32 Candles

When he came back with an armful of toiletries and a precariously balanced box of Tampax Pearls on top of it all, my suspicions were confirmed. At the bottom of all of this, Mike needed a mama. Someone to tell him what to do and how to do it, not because she had romantic feelings for him, but because she felt responsible for him.

And though I had never had a child, I knew exactly how that felt. I decided then and there that I would be responsible for Mike from now on. Not just because I owed him atonement, but also because I was thankful to Nicky for doing the same thing for me, and this felt like a good way to pay it forward. I went back to the closet and dug out my air mattress.

. . .

Mike was surprised when I set up the air mattress outside his door. “Why are you sleeping here?” he asked.

“Because you’re a low-down addict,” I answered. “And I don’t trust you not to sneak out of here and try to get your gamble on.”

“You don’t have to do that,” he said. “I won’t go anywhere.”

He tried to hold my gaze as he said this, but his eyes dropped after only a few seconds.

I pointed to his room. “Go to bed.”

. . .

Before I lay down, however, I surveyed the entire house and was pleased to see that he hadn’t gotten rid of the gym equipment in his personal fitness room. I could just hear his addict mind reasoning that he’d be using it again, just as soon as he started winning. He had probably been promising himself for years now that he’d lose the extra weight.

The next morning, I woke him up at eight in the morning and made him run on the treadmill at seven miles an hour. I stopped him after forty-five minutes.

“I can do more,” he said, panting.

I gave him what I hoped was an appropriately stern look and said, “Forty-five minutes of exercise a day. That’s it. Your life from now on is about moderation. Now go stretch out and take a shower.”

Mike’s eyes went to the readout on the treadmill’s monitor. He looked like he wanted to up the speed and ignore me, but in the end he did what I said.

. . .

Mike’s refrigerator was also empty, so I went out to get groceries.

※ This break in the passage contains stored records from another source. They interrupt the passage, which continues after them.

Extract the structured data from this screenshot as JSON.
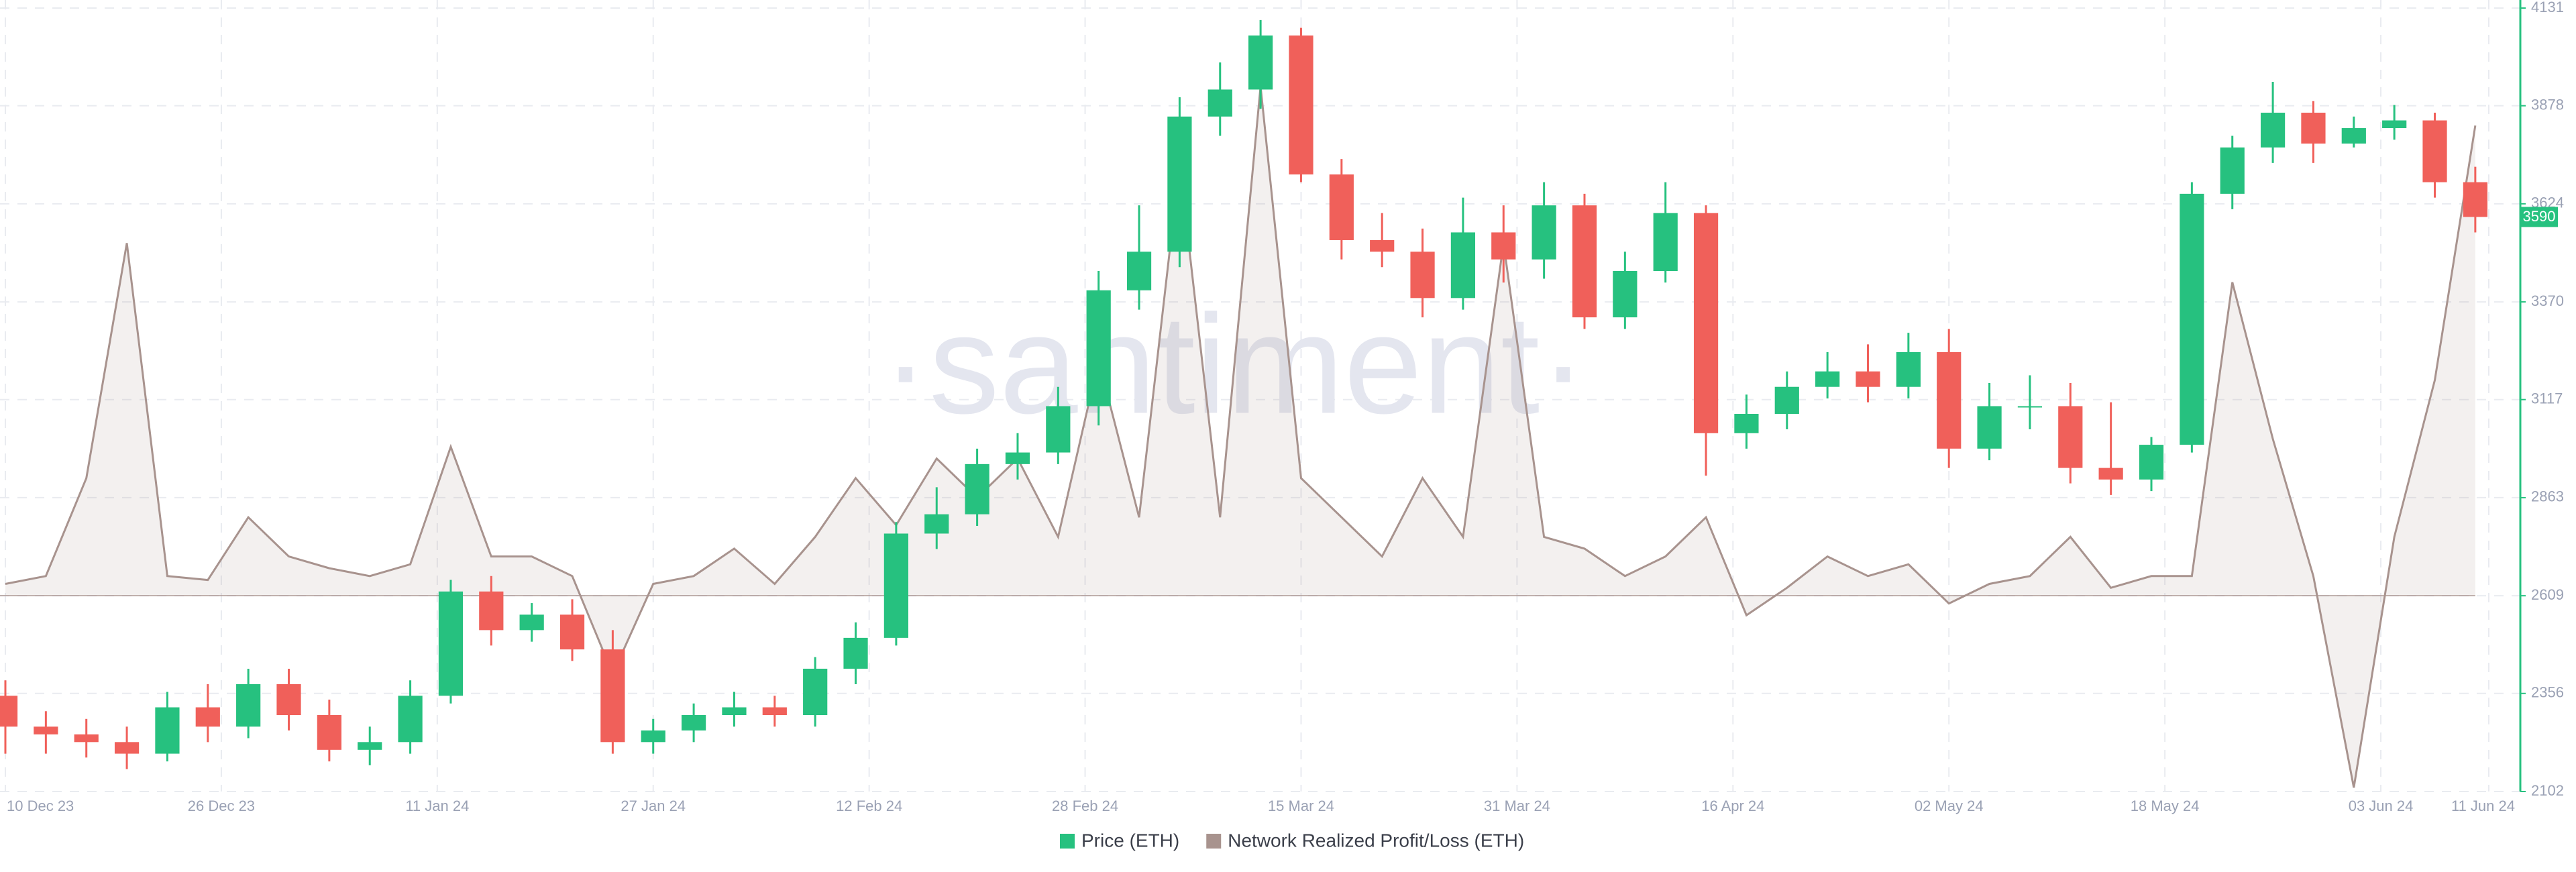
{
  "chart_data": {
    "type": "candlestick",
    "watermark": "·santiment·",
    "xlim": [
      0,
      184
    ],
    "xticks": [
      {
        "value": 0,
        "label": "10 Dec 23"
      },
      {
        "value": 16,
        "label": "26 Dec 23"
      },
      {
        "value": 32,
        "label": "11 Jan 24"
      },
      {
        "value": 48,
        "label": "27 Jan 24"
      },
      {
        "value": 64,
        "label": "12 Feb 24"
      },
      {
        "value": 80,
        "label": "28 Feb 24"
      },
      {
        "value": 96,
        "label": "15 Mar 24"
      },
      {
        "value": 112,
        "label": "31 Mar 24"
      },
      {
        "value": 128,
        "label": "16 Apr 24"
      },
      {
        "value": 144,
        "label": "02 May 24"
      },
      {
        "value": 160,
        "label": "18 May 24"
      },
      {
        "value": 176,
        "label": "03 Jun 24"
      },
      {
        "value": 184,
        "label": "11 Jun 24"
      }
    ],
    "ylim": [
      2102,
      4131
    ],
    "yticks": [
      2102,
      2356,
      2609,
      2863,
      3117,
      3370,
      3624,
      3878,
      4131
    ],
    "y2lim": [
      -0.5,
      1.5
    ],
    "grid": true,
    "last_price": 3590,
    "x": [
      0,
      3,
      6,
      9,
      12,
      15,
      18,
      21,
      24,
      27,
      30,
      33,
      36,
      39,
      42,
      45,
      48,
      51,
      54,
      57,
      60,
      63,
      66,
      69,
      72,
      75,
      78,
      81,
      84,
      87,
      90,
      93,
      96,
      99,
      102,
      105,
      108,
      111,
      114,
      117,
      120,
      123,
      126,
      129,
      132,
      135,
      138,
      141,
      144,
      147,
      150,
      153,
      156,
      159,
      162,
      165,
      168,
      171,
      174,
      177,
      180,
      183
    ],
    "series": [
      {
        "name": "Price (ETH)",
        "type": "candlestick",
        "color": "#26c17f",
        "down_color": "#f0605a",
        "open": [
          2350,
          2270,
          2250,
          2230,
          2200,
          2320,
          2270,
          2380,
          2300,
          2210,
          2230,
          2350,
          2620,
          2520,
          2560,
          2470,
          2230,
          2260,
          2300,
          2320,
          2300,
          2420,
          2500,
          2770,
          2820,
          2950,
          2980,
          3100,
          3400,
          3500,
          3850,
          3920,
          4060,
          3700,
          3530,
          3500,
          3380,
          3550,
          3480,
          3620,
          3330,
          3450,
          3600,
          3030,
          3080,
          3150,
          3190,
          3150,
          3240,
          2990,
          3100,
          3100,
          2940,
          2910,
          3000,
          3650,
          3770,
          3860,
          3780,
          3820,
          3840,
          3680
        ],
        "high": [
          2390,
          2310,
          2290,
          2270,
          2360,
          2380,
          2420,
          2420,
          2340,
          2270,
          2390,
          2650,
          2660,
          2590,
          2600,
          2520,
          2290,
          2330,
          2360,
          2350,
          2450,
          2540,
          2800,
          2890,
          2990,
          3030,
          3150,
          3450,
          3620,
          3900,
          3990,
          4100,
          4080,
          3740,
          3600,
          3560,
          3640,
          3620,
          3680,
          3650,
          3500,
          3680,
          3620,
          3130,
          3190,
          3240,
          3260,
          3290,
          3300,
          3160,
          3180,
          3160,
          3110,
          3020,
          3680,
          3800,
          3940,
          3890,
          3850,
          3880,
          3860,
          3720
        ],
        "low": [
          2200,
          2200,
          2190,
          2160,
          2180,
          2230,
          2240,
          2260,
          2180,
          2170,
          2200,
          2330,
          2480,
          2490,
          2440,
          2200,
          2200,
          2230,
          2270,
          2270,
          2270,
          2380,
          2480,
          2730,
          2790,
          2910,
          2950,
          3050,
          3350,
          3460,
          3800,
          3870,
          3680,
          3480,
          3460,
          3330,
          3350,
          3420,
          3430,
          3300,
          3300,
          3420,
          2920,
          2990,
          3040,
          3120,
          3110,
          3120,
          2940,
          2960,
          3040,
          2900,
          2870,
          2880,
          2980,
          3610,
          3730,
          3730,
          3770,
          3790,
          3640,
          3550
        ],
        "close": [
          2270,
          2250,
          2230,
          2200,
          2320,
          2270,
          2380,
          2300,
          2210,
          2230,
          2350,
          2620,
          2520,
          2560,
          2470,
          2230,
          2260,
          2300,
          2320,
          2300,
          2420,
          2500,
          2770,
          2820,
          2950,
          2980,
          3100,
          3400,
          3500,
          3850,
          3920,
          4060,
          3700,
          3530,
          3500,
          3380,
          3550,
          3480,
          3620,
          3330,
          3450,
          3600,
          3030,
          3080,
          3150,
          3190,
          3150,
          3240,
          2990,
          3100,
          3100,
          2940,
          2910,
          3000,
          3650,
          3770,
          3860,
          3780,
          3820,
          3840,
          3680,
          3590
        ]
      },
      {
        "name": "Network Realized Profit/Loss (ETH)",
        "type": "area",
        "axis": "y2",
        "color": "#a8938e",
        "values": [
          0.03,
          0.05,
          0.3,
          0.9,
          0.05,
          0.04,
          0.2,
          0.1,
          0.07,
          0.05,
          0.08,
          0.38,
          0.1,
          0.1,
          0.05,
          -0.2,
          0.03,
          0.05,
          0.12,
          0.03,
          0.15,
          0.3,
          0.18,
          0.35,
          0.25,
          0.35,
          0.15,
          0.6,
          0.2,
          1.1,
          0.2,
          1.3,
          0.3,
          0.2,
          0.1,
          0.3,
          0.15,
          0.9,
          0.15,
          0.12,
          0.05,
          0.1,
          0.2,
          -0.05,
          0.02,
          0.1,
          0.05,
          0.08,
          -0.02,
          0.03,
          0.05,
          0.15,
          0.02,
          0.05,
          0.05,
          0.8,
          0.4,
          0.05,
          -0.49,
          0.15,
          0.55,
          1.2
        ]
      }
    ]
  }
}
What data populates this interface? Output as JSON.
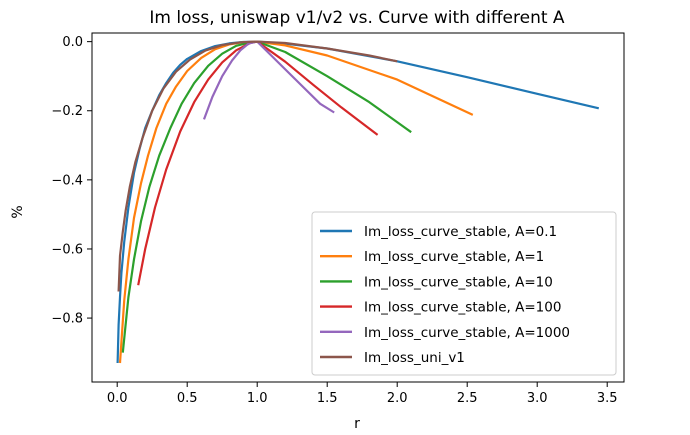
{
  "chart_data": {
    "type": "line",
    "title": "Im loss, uniswap v1/v2 vs. Curve with different A",
    "xlabel": "r",
    "ylabel": "%",
    "xlim": [
      -0.18,
      3.62
    ],
    "ylim": [
      -0.985,
      0.025
    ],
    "xticks": [
      0.0,
      0.5,
      1.0,
      1.5,
      2.0,
      2.5,
      3.0,
      3.5
    ],
    "xtick_labels": [
      "0.0",
      "0.5",
      "1.0",
      "1.5",
      "2.0",
      "2.5",
      "3.0",
      "3.5"
    ],
    "yticks": [
      0.0,
      -0.2,
      -0.4,
      -0.6,
      -0.8
    ],
    "ytick_labels": [
      "0.0",
      "−0.2",
      "−0.4",
      "−0.6",
      "−0.8"
    ],
    "grid": false,
    "legend_position": "lower-right",
    "series": [
      {
        "name": "Im_loss_curve_stable, A=0.1",
        "color": "#1f77b4",
        "x": [
          0.003,
          0.01,
          0.02,
          0.03,
          0.05,
          0.08,
          0.12,
          0.16,
          0.2,
          0.25,
          0.3,
          0.35,
          0.4,
          0.45,
          0.5,
          0.6,
          0.7,
          0.8,
          0.9,
          1.0,
          1.2,
          1.5,
          2.0,
          2.5,
          3.0,
          3.44
        ],
        "y": [
          -0.93,
          -0.82,
          -0.74,
          -0.67,
          -0.58,
          -0.48,
          -0.38,
          -0.31,
          -0.25,
          -0.2,
          -0.155,
          -0.12,
          -0.09,
          -0.067,
          -0.05,
          -0.027,
          -0.013,
          -0.005,
          -0.001,
          0.0,
          -0.006,
          -0.02,
          -0.057,
          -0.103,
          -0.151,
          -0.193
        ]
      },
      {
        "name": "Im_loss_curve_stable, A=1",
        "color": "#ff7f0e",
        "x": [
          0.02,
          0.05,
          0.08,
          0.12,
          0.17,
          0.22,
          0.28,
          0.35,
          0.42,
          0.5,
          0.6,
          0.7,
          0.8,
          0.9,
          1.0,
          1.2,
          1.5,
          2.0,
          2.54
        ],
        "y": [
          -0.93,
          -0.75,
          -0.63,
          -0.51,
          -0.41,
          -0.33,
          -0.25,
          -0.18,
          -0.13,
          -0.085,
          -0.047,
          -0.022,
          -0.008,
          -0.0015,
          0.0,
          -0.011,
          -0.04,
          -0.11,
          -0.212
        ]
      },
      {
        "name": "Im_loss_curve_stable, A=10",
        "color": "#2ca02c",
        "x": [
          0.04,
          0.08,
          0.12,
          0.17,
          0.23,
          0.3,
          0.38,
          0.46,
          0.55,
          0.65,
          0.75,
          0.85,
          0.95,
          1.0,
          1.2,
          1.5,
          1.8,
          2.1
        ],
        "y": [
          -0.9,
          -0.74,
          -0.63,
          -0.52,
          -0.42,
          -0.33,
          -0.25,
          -0.18,
          -0.12,
          -0.07,
          -0.035,
          -0.012,
          -0.002,
          0.0,
          -0.03,
          -0.1,
          -0.175,
          -0.262
        ]
      },
      {
        "name": "Im_loss_curve_stable, A=100",
        "color": "#d62728",
        "x": [
          0.15,
          0.2,
          0.27,
          0.35,
          0.45,
          0.55,
          0.65,
          0.75,
          0.85,
          0.95,
          1.0,
          1.2,
          1.4,
          1.6,
          1.86
        ],
        "y": [
          -0.705,
          -0.6,
          -0.48,
          -0.37,
          -0.26,
          -0.175,
          -0.11,
          -0.06,
          -0.025,
          -0.004,
          0.0,
          -0.058,
          -0.125,
          -0.19,
          -0.27
        ]
      },
      {
        "name": "Im_loss_curve_stable, A=1000",
        "color": "#9467bd",
        "x": [
          0.62,
          0.68,
          0.75,
          0.82,
          0.88,
          0.94,
          1.0,
          1.15,
          1.3,
          1.45,
          1.55
        ],
        "y": [
          -0.225,
          -0.16,
          -0.1,
          -0.055,
          -0.025,
          -0.005,
          0.0,
          -0.06,
          -0.12,
          -0.18,
          -0.205
        ]
      },
      {
        "name": "Im_loss_uni_v1",
        "color": "#8c564b",
        "x": [
          0.01,
          0.02,
          0.04,
          0.06,
          0.09,
          0.13,
          0.18,
          0.25,
          0.33,
          0.42,
          0.52,
          0.63,
          0.75,
          0.88,
          1.0,
          1.2,
          1.5,
          1.8,
          2.0
        ],
        "y": [
          -0.723,
          -0.62,
          -0.55,
          -0.49,
          -0.42,
          -0.348,
          -0.28,
          -0.2,
          -0.136,
          -0.087,
          -0.052,
          -0.026,
          -0.01,
          -0.002,
          0.0,
          -0.004,
          -0.02,
          -0.04,
          -0.057
        ]
      }
    ]
  }
}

When I returned, he was waiting at the door in a towel, his love handles hanging out for the world to see. “I thought you had left.”

He didn’t have to add “for good.” His panicked eyes told me that. I added “abandonment” to the list of issues I was compiling for my informal psych evaluation.

“No, I just went to get some groceries. There’s more in the car. Put on some jeans and a shirt and go get them. We don’t want any paparazzi taking a picture of you in your towel.”

“I don’t have any paparazzi anymore,” he said. He sounded glum about it.

“Don’t be so sure. Get back in the house unless you want to end up in somebody’s ‘Look Who’s Gotten Fat’ feature.”

Mike looked skeptical, but he went back in the house and put some clothes on.

. . .

After Mike helped me unload the groceries in his large kitchen, I set him up with three egg whites, turkey sausage, and a whole-wheat English muffin. It was basically a smaller version of what I used to make Nicky for breakfast when we had been together.

He looked at the food distastefully, but ate it anyway. Later that afternoon, I made him an open-face patty melt from a Cooking Light recipe that I had found online, and he ate that, too.

Then we talked some more until it was time for me to go to work.

I told Mike about how I had gotten used to Paul driving me into work from James’s house, and that I missed having a driver, then I told him to get the keys to his car.

Nicky was surprised to see Mike Barker come through the door with me, and even more surprised when I installed him at the bar and told him to wait.

“No comps,” Nicky said, when I asked if he could send the chicken piccata over for Mike. “What are you doing with him, anyway? Is this part of that atonement mess?”

“Yes. I’m allowed to eat one meal for free as a waitress, right? Can I just give it to Mike for a few nights?”

Nicky screwed up his face in that familiar way. “How many nights?”

“I don’t know. Twenty, maybe more, depending on how my shifts and his therapy sessions work out.”